Physiological Consequences of Aging
Malgorzata Oklejewicz (Erasmus MC)
Yvonne Rijksen (Erasmus MC)
The increase in life span in Western societies is accompanied with an increased incidence of age-related diseases (e.g. diabetes, atherosclerosis, neurodegeneration) that affect quality of life and impinges on health care demands. Evidently, the development of potential pharmaceutical and lifestyle intervention strategies that allow “healthy aging” require insight in the mechanism of aging and etiology of age-related disorders.

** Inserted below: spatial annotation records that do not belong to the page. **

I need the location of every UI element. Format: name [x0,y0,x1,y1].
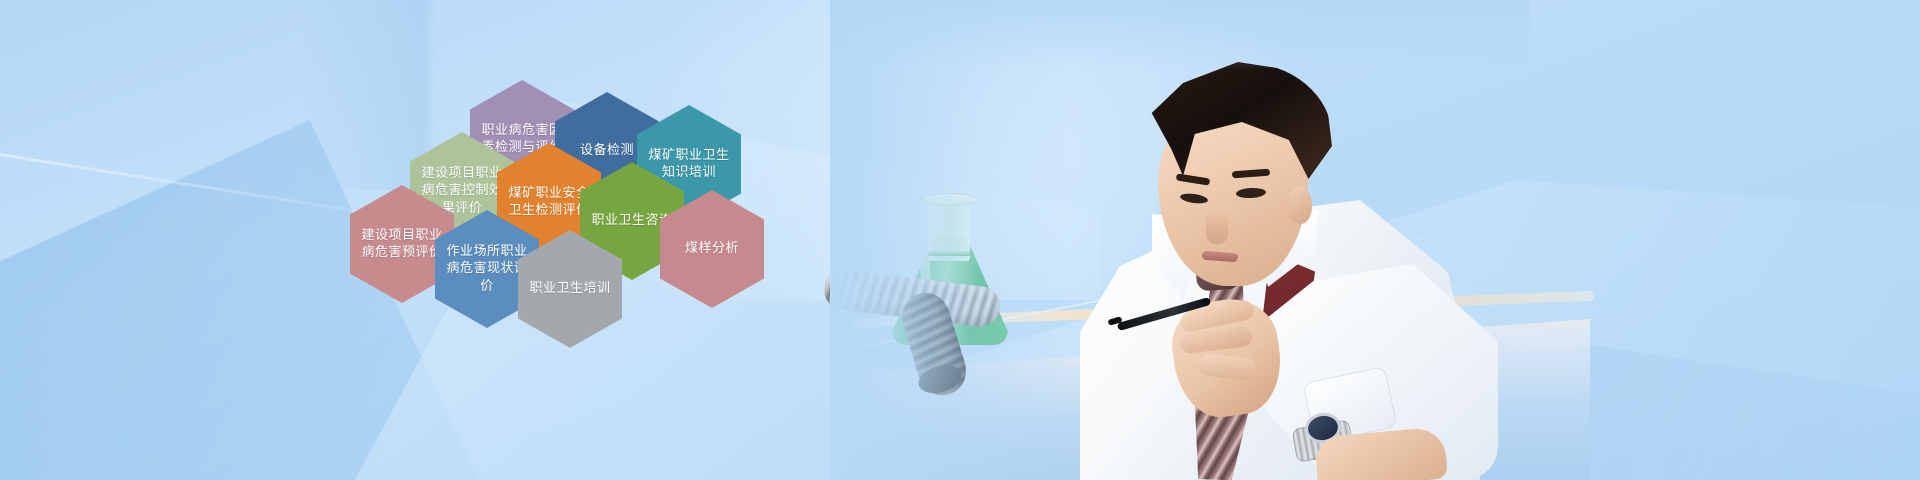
hex-construction-hazard-pre-evaluation-label: 建设项目职业病危害预评价 [356,227,448,261]
service-hexagon-cluster: 职业病危害因素检测与评价设备检测煤矿职业卫生知识培训建设项目职业病危害控制效果评… [330,50,800,350]
corrugated-hose [824,270,1044,380]
photo-composite [830,0,1530,480]
businessman-figure [1080,18,1510,480]
flask-liquid-line [928,251,970,256]
flask-lip [920,193,978,206]
hex-coal-mine-hygiene-training-label: 煤矿职业卫生知识培训 [643,147,735,181]
nose [1206,210,1228,244]
hex-occupational-hygiene-training-label: 职业卫生培训 [524,280,616,297]
banner-root: 职业病危害因素检测与评价设备检测煤矿职业卫生知识培训建设项目职业病危害控制效果评… [0,0,1920,480]
hex-coal-sample-analysis-label: 煤样分析 [666,240,758,257]
ear [1288,186,1312,224]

Aging has been defined as the progressive accumulation of diverse, deleterious changes with time that increase the chance of disease and death and, as portrayed in the Free Radical Theory of Aging, is caused by reactive oxygen species molecules (e.g. metabolic byproducts) that damage cellular components. Since DNA is a target for oxidants, it is not surprising that DNA damage and repair mechanisms have recently emerged as important factors in the process of aging. As energy metabolism (generating ROS) and detoxification processes (neutralizing ROS) are adjusted to the light-dark cycle by an internal body clock it also may not come as a surprise that a defective circadian clock results in accelerated aging, suggesting that, like DNA repair, the circadian system can be considered as an anti-aging factor. On the other hand, circadian behavior and molecular clock performance loses robustness with progressing age.
Thus far, the effect of aging on the circadian core oscillator and its ability to entrain to light on the one hand, and aging-associated changes in the robustness of circadian output parameters on the other hand, have not been examined in a systematic fashion. We are analyzing the spatio-temporal clock gene and protein expression in the SCN and peripheral tissues of young and old wild type and prematurely aging DNA repair deficient mice. Particularly, we are using SCN-specific DNA repair-deficient animals to study the effect of accelerated aging of the master clock in time and the consequence for organismal performance. Biological endpoints investigated include behavioral parameters (wheel running activity, light resetting), hormonal signaling (including the DNA damage induced survival response), aging markers, along with a detailed histopathological analysis. Studies also include transcriptome profiling of the SCN and liver at various ages. The results obtained will elucidate the vulnerability of the circadian system to ageing, as well as its involvement in the ageing process itself, and might provide a novel therapeutic approach to healthy ageing via manipulation of the circadian timing system.